Supressors only act on the muzzle blast noise. They don't do anything about the supersonic crack due to the bullet breaking the sound barrier. You need to use sub-sonic loads in conjunction with a suppressor to get reduction of all the noise sources involved. You see suppressors used with supersonic rounds because just cutting muzzle blast reduces sound significantly at the shooter's end, and for military snipers it makes it difficult to tell where a shot was fired from. It just fails to prevent a missed target from realizing he's being shot at, because the supersonic bullet sounds about like a .22 rimfire going off as it passes by.
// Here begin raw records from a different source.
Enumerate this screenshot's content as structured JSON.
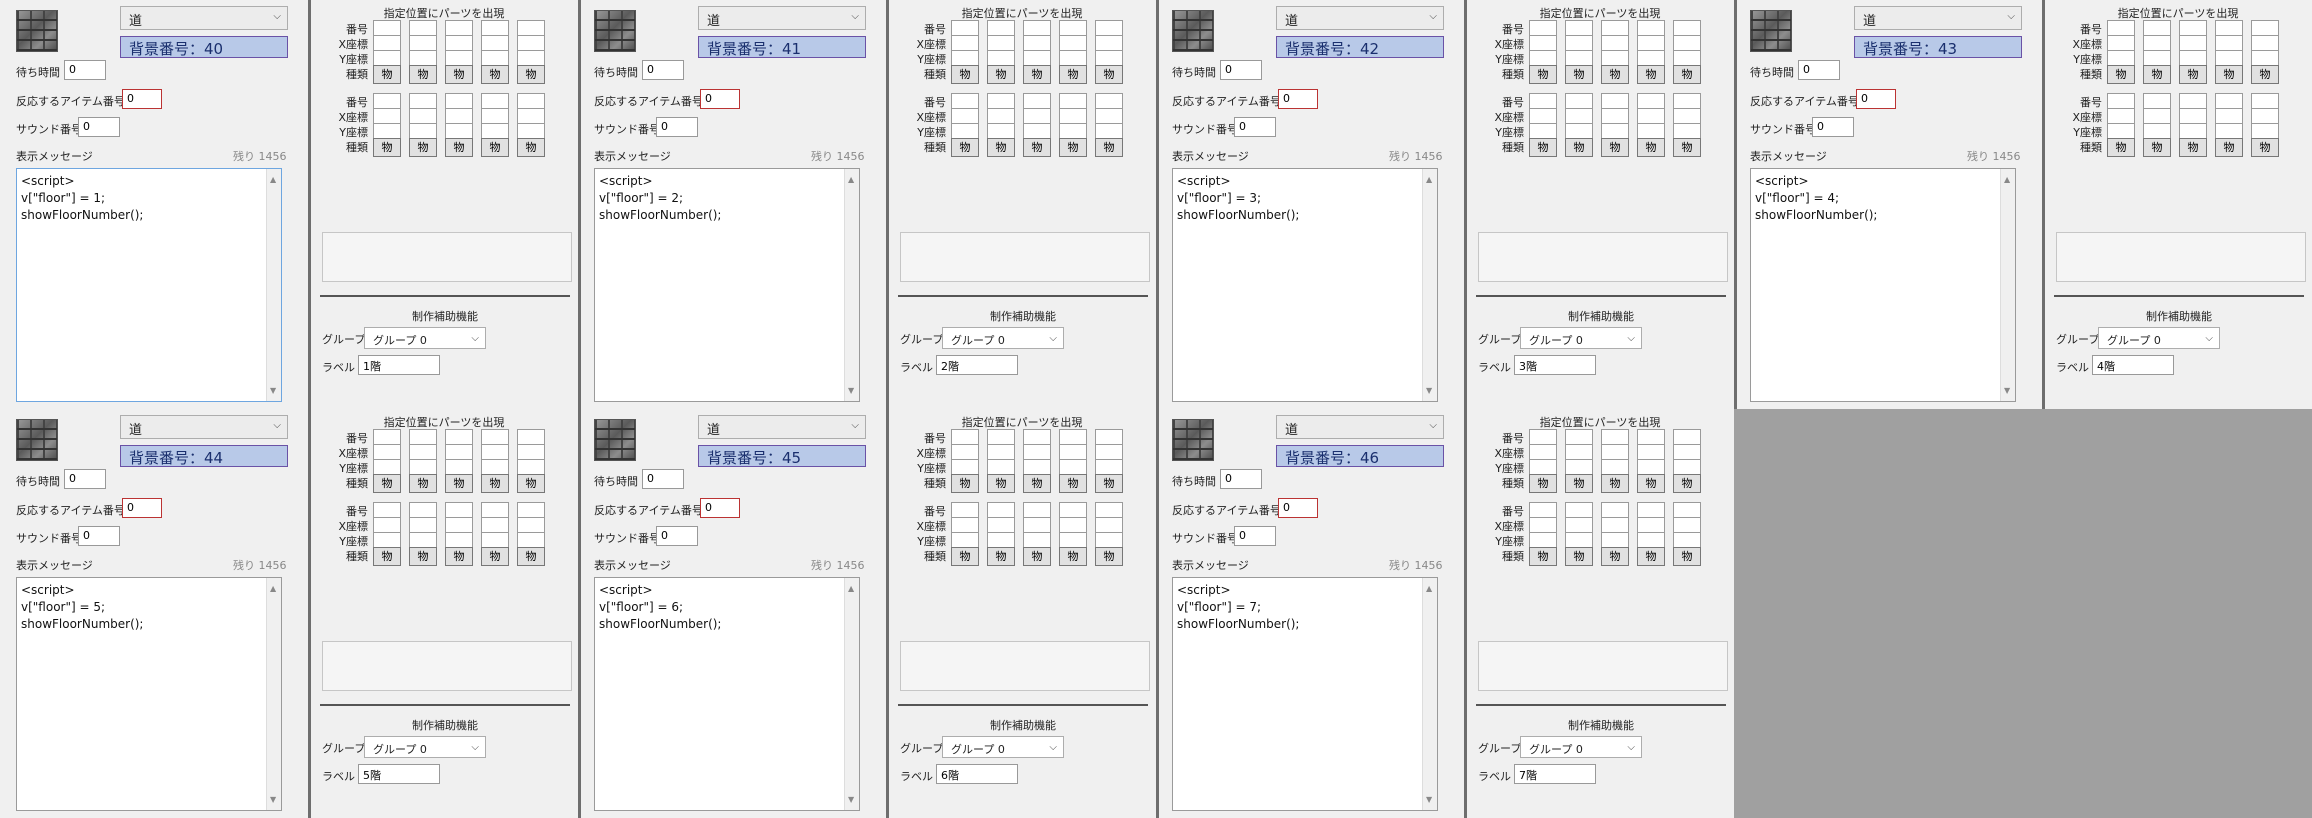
{
  "common": {
    "type_value": "道",
    "bgnum_prefix": "背景番号：",
    "wait_label": "待ち時間",
    "wait_value": "0",
    "item_label": "反応するアイテム番号",
    "item_value": "0",
    "sound_label": "サウンド番号",
    "sound_value": "0",
    "msg_label": "表示メッセージ",
    "remain_label": "残り",
    "remain_value": "1456",
    "parts_title": "指定位置にパーツを出現",
    "row_labels": [
      "番号",
      "X座標",
      "Y座標",
      "種類"
    ],
    "btn_label": "物",
    "aux_title": "制作補助機能",
    "group_label": "グループ",
    "group_value": "グループ 0",
    "label_label": "ラベル"
  },
  "panels": [
    {
      "bg_number": "背景番号：40",
      "message": "<script>\nv[\"floor\"] = 1;\nshowFloorNumber();",
      "label_value": "1階"
    },
    {
      "bg_number": "背景番号：41",
      "message": "<script>\nv[\"floor\"] = 2;\nshowFloorNumber();",
      "label_value": "2階"
    },
    {
      "bg_number": "背景番号：42",
      "message": "<script>\nv[\"floor\"] = 3;\nshowFloorNumber();",
      "label_value": "3階"
    },
    {
      "bg_number": "背景番号：43",
      "message": "<script>\nv[\"floor\"] = 4;\nshowFloorNumber();",
      "label_value": "4階"
    },
    {
      "bg_number": "背景番号：44",
      "message": "<script>\nv[\"floor\"] = 5;\nshowFloorNumber();",
      "label_value": "5階"
    },
    {
      "bg_number": "背景番号：45",
      "message": "<script>\nv[\"floor\"] = 6;\nshowFloorNumber();",
      "label_value": "6階"
    },
    {
      "bg_number": "背景番号：46",
      "message": "<script>\nv[\"floor\"] = 7;\nshowFloorNumber();",
      "label_value": "7階"
    }
  ],
  "colors": {
    "panel_bg": "#f0f0f0",
    "empty_area": "#a0a0a0",
    "bgnum_fill": "#b8c9e8",
    "bgnum_border": "#6a52a6"
  }
}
Subsonic loads fired using small quantities of fast powders, like we are discussing, will lack the supersonic crack, and, because the total gas volume generated isn't large, the muzzle blast, though not suppressed, will be a lot more like the aforementioned .22 rimfire loads than a full power .223 load.
If you can fire a jacketed pistol bullet at subsonic velocities, there is no reason you can't fire a rifle bullet at those velocities. It's just ratios of pressures and bore diameters and barrel lengths and gas volumes. Barrel friction becomes a more significant actor as loads get lower in pressure, so it sometimes takes a bit more powder than you expect. I would not try to load one down very much below the speed of sound in a rifle barrel, just because you don't want a stuck bullet. For that reason, subsonic loads are usually worked down rather than up. You take a load like IMR's recommended minimum charge of Trail Boss, which is 70% fill of the space under the bullet for jacketed rifle bullets. Measure the velocity, then work down to just below the sound barrier if it isn't there already.